The details of our play are few and brief. Round one, our opponents are a group who had driven in for their first PTQ ever; they end up getting a pair of match-losses due to mis-registered decks. Our second round, I get mauled in my game while Q manages to coax a victory out of his G/W monstrosity. Jason, however, comes up a mana short of being able to play Platinum Angel to win his match, though he did everything he could to prolong the end. The third round is against a group of PTQ regulars from Arkansas and Oklahoma; I’m able to beat my opponent Tim with some very aggressive draws, while both Q and Jason get rolled by a ridiculous cardpool, including double-Spikeshot with double-Bonesplitter. At this point, we drop and spend the rest of the day playing Marvel and looking around for drafts. Bah.
Did we learn anything from this experience? I’m really not sure if there was anything to pick up from this experience, other than the real difficulty that can arise from having a mediocre pool of cards for your team. It takes a lot of work to have a truly sucky cardpool in the team environment, simply because you open a pretty sizable amount of product. Four Bolas seems decent, but it really was a challenge trying to find a way to make those fit into our spread of decks (I ended up being the guy with two in my deck). We weren’t able to find a better build for the decks we had, but I’m pretty sure that we couldn’t have been too far off from an optimal build.
An interesting situation arose during this event. Entering the final round of swiss, one team had clinched a spot in the top four; another team was guaranteed outside, unless one of the top two tables played and a team with nine points lost. The two teams involved (a ten point and a six point) were groups who were very familiar with each other, friendly a good deal of the time. In this situation, what seems to be “expected” was that the ten-point team would play the nine in order to give the team with six the best possible chance to get into the top four, since they didn’t have a shot any other way.
That, however, was not what ended up occurring; the ten and nine drew, thus closing the top four before the final round was even played.

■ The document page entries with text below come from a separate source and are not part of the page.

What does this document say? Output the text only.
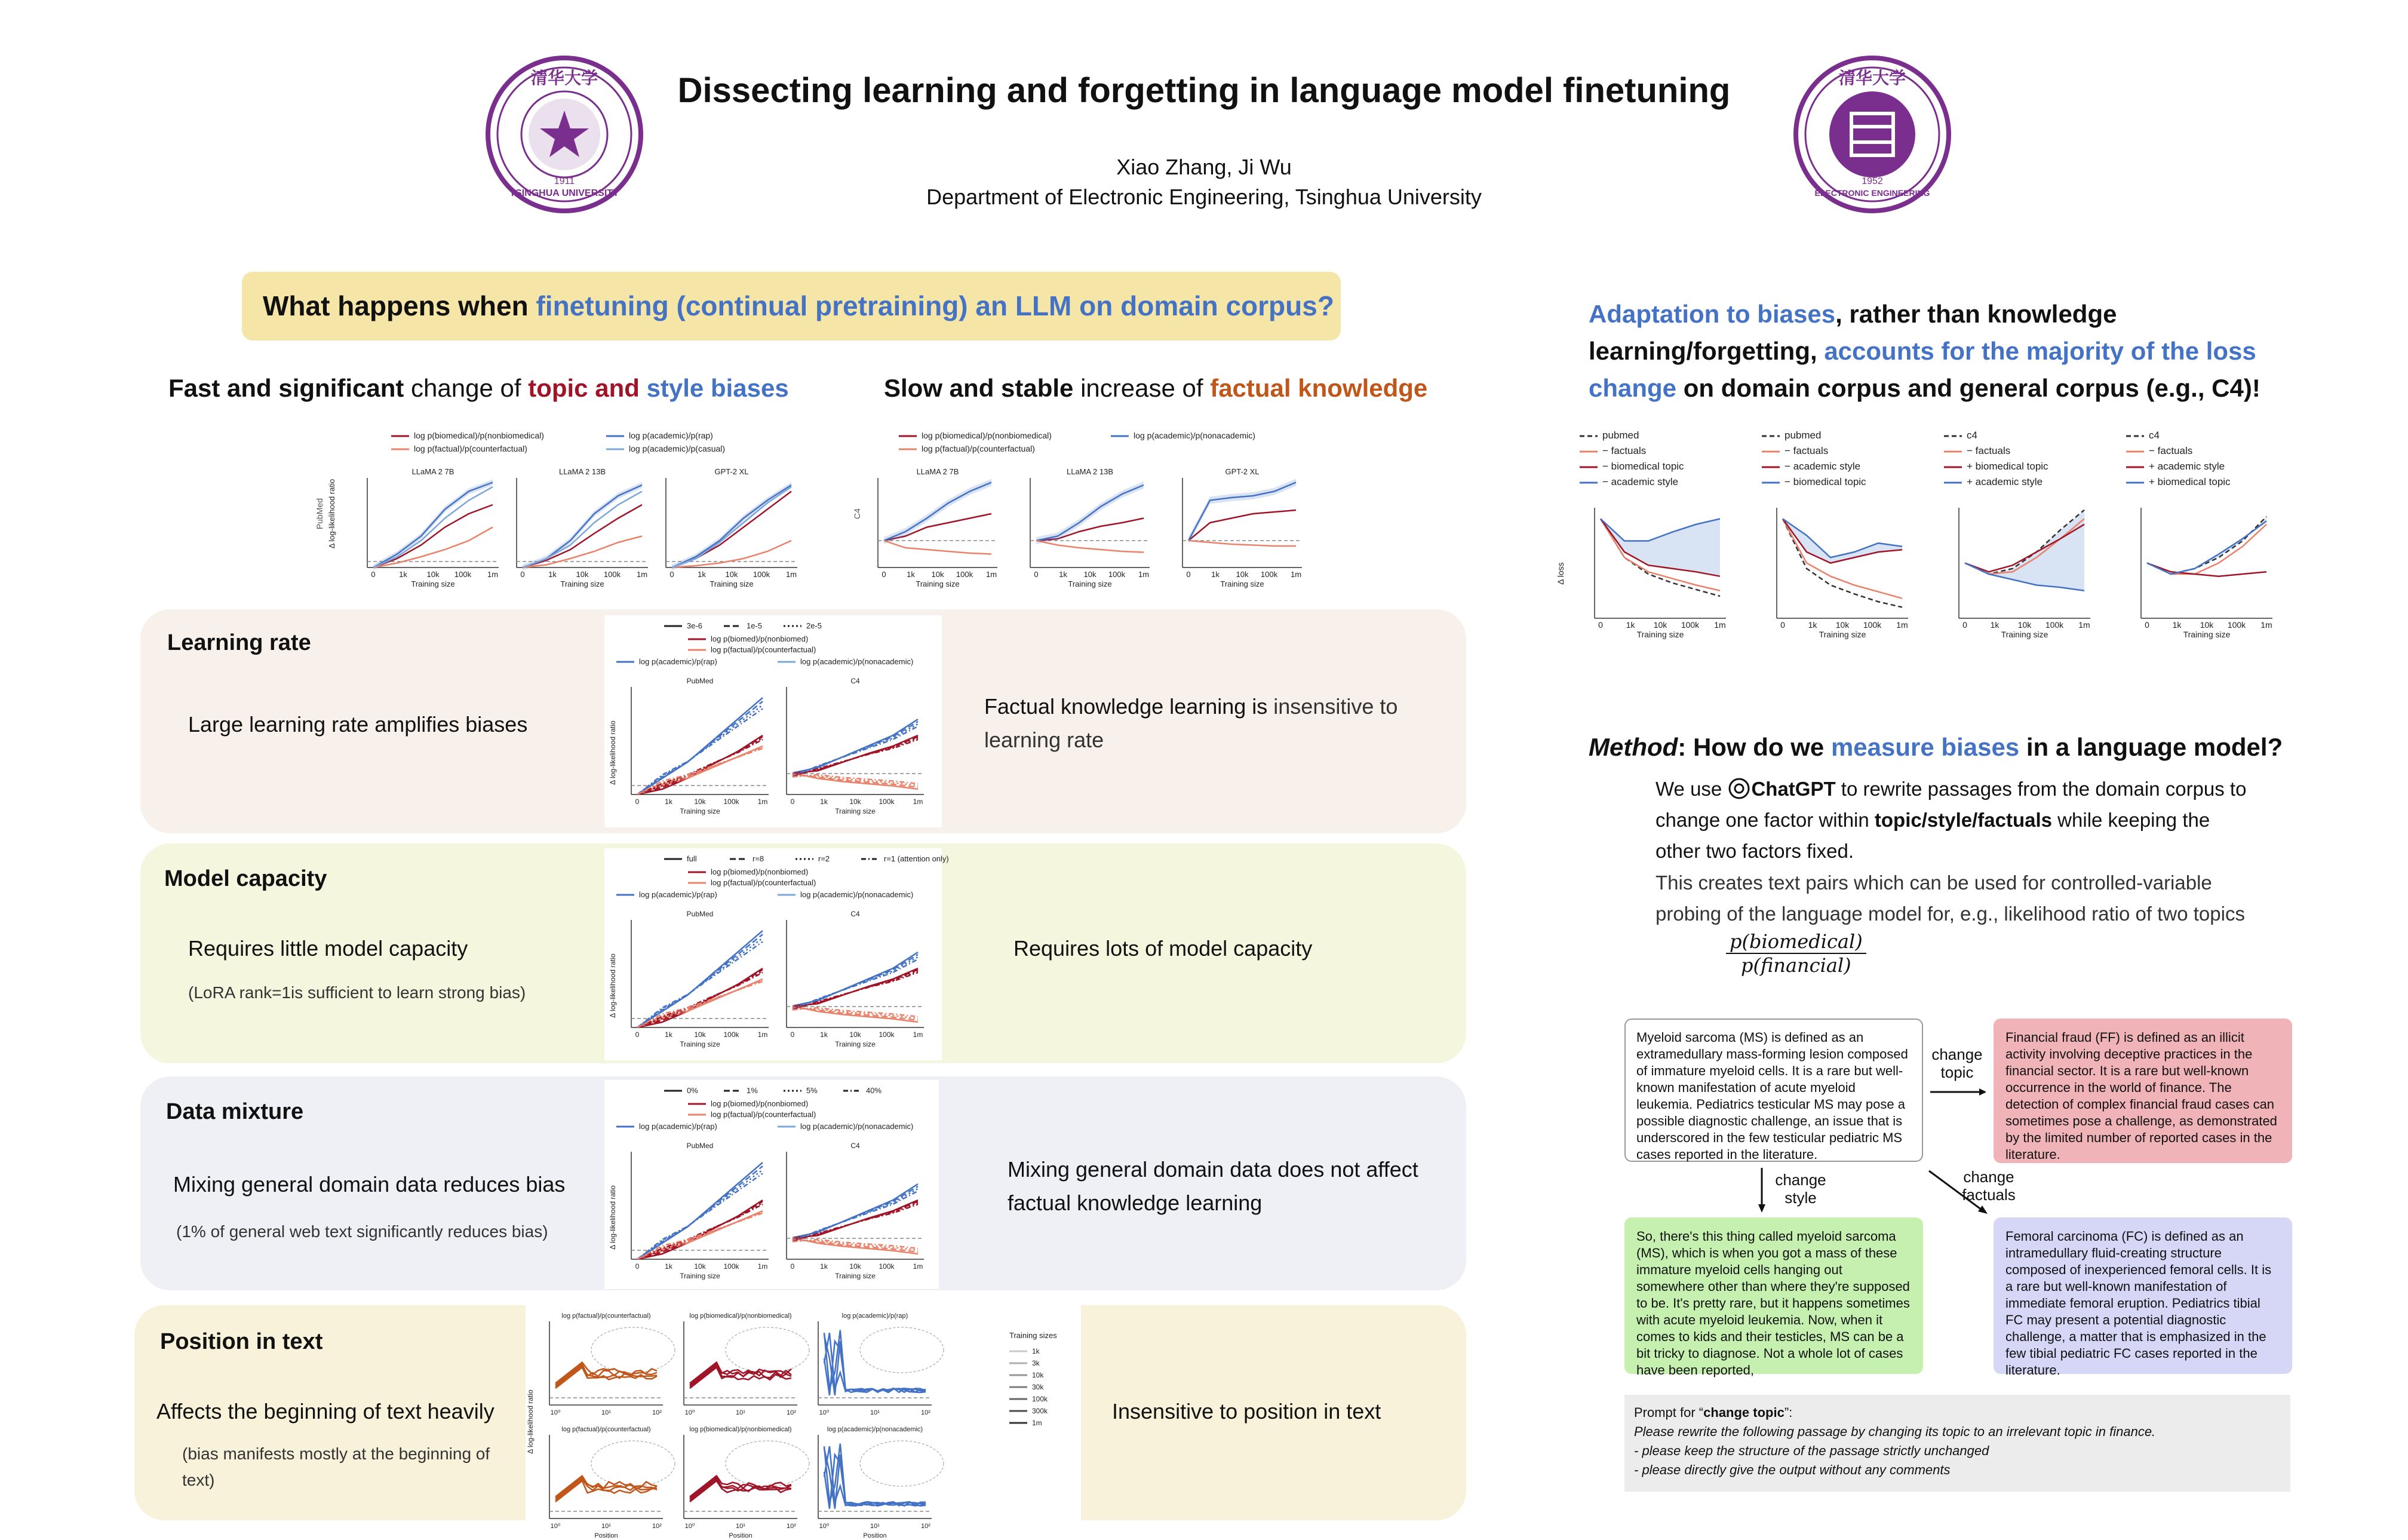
清华大学
TSINGHUA UNIVERSITY
1911
清华大学
ELECTRONIC ENGINEERING
1952
Dissecting learning and forgetting in language model finetuning
Xiao Zhang, Ji Wu
Department of Electronic Engineering, Tsinghua University
What happens when finetuning (continual pretraining) an LLM on domain corpus?
Fast and significant change of topic and style biases	Slow and stable increase of factual knowledge
log p(biomedical)/p(nonbiomedical)	log p(academic)/p(rap)
log p(factual)/p(counterfactual)	log p(academic)/p(casual)
PubMed Δ log-likelihood ratio
0	1k	10k 100k 1m
LLaMA 2 7B
Training size
0	1k	10k 100k 1m
LLaMA 2 13B
Training size
0	1k	10k 100k 1m
GPT-2 XL
Training size
log p(biomedical)/p(nonbiomedical)	log p(academic)/p(nonacademic)
log p(factual)/p(counterfactual)
C4
0	1k 10k 100k 1m
LLaMA 2 7B
Training size
0	1k 10k 100k 1m
LLaMA 2 13B
Training size
0	1k 10k 100k 1m
GPT-2 XL
Training size
Learning rate
Large learning rate amplifies biases
Factual knowledge learning is insensitive to learning rate
Model capacity
Requires little model capacity
(LoRA rank=1is sufficient to learn strong bias)
Requires lots of model capacity
Data mixture
Mixing general domain data reduces bias
(1% of general web text significantly reduces bias)
Mixing general domain data does not affect factual knowledge learning
Position in text
Affects the beginning of text heavily
(bias manifests mostly at the beginning of text)
Insensitive to position in text
3e-6	1e-5	2e-5
log p(biomed)/p(nonbiomed)
log p(factual)/p(counterfactual)
log p(academic)/p(rap)	log p(academic)/p(nonacademic)
Δ log-likelihood ratio
0	1k	10k 100k	1m
PubMed
Training size
0	1k	10k 100k	1m
C4
Training size
full	r=8	r=2	r=1 (attention only)
log p(biomed)/p(nonbiomed)
log p(factual)/p(counterfactual)
log p(academic)/p(rap)	log p(academic)/p(nonacademic)
Δ log-likelihood ratio
0	1k	10k 100k	1m
PubMed
Training size
0	1k	10k 100k	1m
C4
Training size
0%	1%	5%	40%
log p(biomed)/p(nonbiomed)
log p(factual)/p(counterfactual)
log p(academic)/p(rap)	log p(academic)/p(nonacademic)
Δ log-likelihood ratio
0	1k	10k 100k	1m
PubMed
Training size
0	1k	10k 100k	1m
C4
Training size
Δ log-likelihood ratio 10⁰	10¹	10²
log p(factual)/p(counterfactual)
10⁰	10¹	10²
log p(biomedical)/p(nonbiomedical)
10⁰	10¹	10²
log p(academic)/p(rap)
10⁰	10¹	10²
log p(factual)/p(counterfactual)
Position
10⁰	10¹	10²
log p(biomedical)/p(nonbiomedical)
Position
10⁰	10¹	10²
log p(academic)/p(nonacademic)
Position
Training sizes
1k
3k
10k
30k
100k
300k
1m
Adaptation to biases, rather than knowledge learning/forgetting, accounts for the majority of the loss change on domain corpus and general corpus (e.g., C4)!
Δ loss
pubmed
− factuals
− biomedical topic
− academic style
0	1k 10k 100k 1m
Training size
pubmed
− factuals
− academic style
− biomedical topic
0	1k 10k 100k 1m
Training size
c4
− factuals
+ biomedical topic
+ academic style
0	1k 10k 100k 1m
Training size
c4
− factuals
+ academic style
+ biomedical topic
0	1k 10k 100k 1m
Training size
Method: How do we measure biases in a language model?
We use ChatGPT to rewrite passages from the domain corpus to change one factor within topic/style/factuals while keeping the other two factors fixed.
This creates text pairs which can be used for controlled-variable probing of the language model for, e.g., likelihood ratio of two topics
p(biomedical)
p(financial)
Myeloid sarcoma (MS) is defined as an extramedullary mass-forming lesion composed of immature myeloid cells. It is a rare but well-known manifestation of acute myeloid leukemia. Pediatrics testicular MS may pose a possible diagnostic challenge, an issue that is underscored in the few testicular pediatric MS cases reported in the literature.
Financial fraud (FF) is defined as an illicit activity involving deceptive practices in the financial sector. It is a rare but well-known occurrence in the world of finance. The detection of complex financial fraud cases can sometimes pose a challenge, as demonstrated by the limited number of reported cases in the literature.
So, there's this thing called myeloid sarcoma (MS), which is when you got a mass of these immature myeloid cells hanging out somewhere other than where they're supposed to be. It's pretty rare, but it happens sometimes with acute myeloid leukemia. Now, when it comes to kids and their testicles, MS can be a bit tricky to diagnose. Not a whole lot of cases have been reported,
Femoral carcinoma (FC) is defined as an intramedullary fluid-creating structure composed of inexperienced femoral cells. It is a rare but well-known manifestation of immediate femoral eruption. Pediatrics tibial FC may present a potential diagnostic challenge, a matter that is emphasized in the few tibial pediatric FC cases reported in the literature.
change topic
change style
change factuals
Prompt for “change topic”:
Please rewrite the following passage by changing its topic to an irrelevant topic in finance.
- please keep the structure of the passage strictly unchanged
- please directly give the output without any comments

A good deal of disappointment and anger was caused because of the draw in the final round, a situation difficult to deal with in any circumstances. I don’t really know how to approach an issue like this, simply because so many feelings are at stake here…personally, I’m inclined to play in order to attempt to aid a group of friends. It’s not a fair situation for anyone involved…when you know you are inviting a very competitive, very strong group of players and cards into the potential top four, you are tempting fate. It takes some measure to determine what is more important to you, in the end. It’s probably simplest to let it fall to a vote of the team, though even that can end up causing a lot of heartache in the end.
It makes a point that I really do think you can hold to most of the time; if there’s a question about whom it affects, just play. As long as you do that consistently, you really can’t be judged one way or another, and you’re fair to everyone involved. Maybe it’s not easy, but at least it’s effective.
So next week? Fifth Dawn, ladies and gentlemen! We’re coming up on pre-release weekend, and I’ll be judging at the event here in the Dallas area. Looking over the cards that I have seen so far, I really don’t see any sort of impact in constructed yet. Limited, on the other hand…this could swing Mirrodin-block into a whole new realm, with people making comparisons to Invasion and the sets that were related to that. It’s something that we’ll look into over the coming weeks.